If you’re the kind of traveler that seeks out off-the-beaten-track nature and wildlife experiences – then get ready for a unique adventure like no other — to watch snakes catching bats out of mid-air.
When we think of snakes, we don’t normally think of stepping into their natural habitat to be immersed by them. In fact, as a population, we are typically quite fearful, especially those of us living in more cosmopolitan areas – however, this once-in-a-lifetime adventure sounds like something straight out of ‘Indiana Jones’ or ‘Jungle Book’, and is not to be missed.
‘The Cave Of The Hanging Snakes’ (Las Cuevas de las Serpientes Colgantes) or ‘Bat Cave’ – is known as Kantemó Cave, located deep in the heart of Quintana Roo, just off the border of Yucátan State.
@fearlessandfar Would go inside the Cave of Hanging Snakes in Mexico? #mexico #tulum #adventure #travel ♬ original sound – Mike Corey
Scientists believe this has been going on for around 200 years. As the light starts to fade and the sun starts to set, for one hour and a half, its inhabitants begin to stir. Around 100 bats a second pour out of the cave, and the snakes dangle down to pluck them by their mouths from the air.
The Yucátan Peninsula is famed for its magical cenotes of varied sizes and structures, some known for incredible diving and others for their crystal clear warm waters, but only one cave has gained notoriety for its natural phenomenon, which could be considered interesting or a little creepy for others.
Caves make great homes for bats, but bats are also food for other animals, especially the snakes that call this cave home.
Is It Dangerous?
As daunting and scary as this sounds, these small snakes aren’t a threat to humans because they aren’t venomous and are actually completely harmless, being both deaf and nearly blind. These yellow-red rat snakes are called mousetrap snakes (pseudelaphe flavirufa), and they are common in the forests of the Yucatán Peninsula. However, this is the only population in the world that has created this specific way of hunting. As dusk descends, their darker side comes out.
These reptiles typically prey on small animals, lizards, and rodents that are found on the ground. However, they have cleverly mastered the art of hanging from the ceiling in pursuit of catching these bats from the air, simply by sensing the vibration from them as they speed through the cave. There are six species of bats that co-exist in the cavern, and the snakes have plenty to choose from. Some bats are frugivores, and others are insectivores.
How To Get There?
The cave is located in the municipality of José Maria Morelos, in the south of the Quintana Roo state. If you aren’t staying nearby, you can arrange a tour from your hotel in Cancun via EcoColors Tours.

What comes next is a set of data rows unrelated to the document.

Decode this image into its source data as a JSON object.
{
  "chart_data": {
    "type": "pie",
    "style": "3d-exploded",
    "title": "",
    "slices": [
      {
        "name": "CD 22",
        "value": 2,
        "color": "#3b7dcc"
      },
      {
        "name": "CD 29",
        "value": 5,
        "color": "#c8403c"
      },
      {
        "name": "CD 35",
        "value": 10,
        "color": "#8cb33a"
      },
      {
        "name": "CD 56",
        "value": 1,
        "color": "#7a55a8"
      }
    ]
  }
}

Alternatively, you can make your own way there; it’s roughly a 2-hour 20-minute drive west from Bacalar or a 2-hour 40-minute journey southwest of Tulum. Plus, with the upcoming Maya Train, the train route plans to stop at Felipe Carrillo Puerto, which isn’t too far from this area, making it a perfect stop to come and witness this attraction.
Visiting The Cave
We all hear about hidden gems, but this is truly one of the most undiscovered attractions in the state – it is said that only around 300 visitors actually bother to visit the cave every year, so you could potentially have the bat cave all to yourselves.
According to National Geographic – a certified guide is required for this trip with groups no larger than 10, with a restriction on touching or disturbing the wildlife. This is to minimize the impact on the cave and the natural habitat.
Luckily for us, the serpents don’t seem to be affected by their spectators. It’s a year-round occasion, and in the 65-foot-wide cave, you should expect to be crawling on your hands and knees in places where bats will be flying around them. It costs around $30 USD to enter the cave or roughly 630 Mexican pesos – the tour will provide you with a head torch and helmet to navigate through the area.
The nearby village of Kantemó is tucked away in the jungle, and most of the locals are of Mayan descent and have known about the cave for several years. They are dedicated to preserving the cave as part of their cultural heritage – the cave has been carved into the jungle after millions of years of rainfall – and it’s worth noting, as incredible as this attraction is, they are still wild animals, and you are not guaranteed to see the snakes hanging from the ceiling feeding on the bats.
This secret attraction was once where few would tread due to Mayan legends stating that evil spirits lived in the cave, however as the attraction has evolved, it is now a hidden gem, a stone’s throw from the tourist hotspots of Riviera, an evening of exhilarating adventure and curiosity awaits you in the heart of the jungle!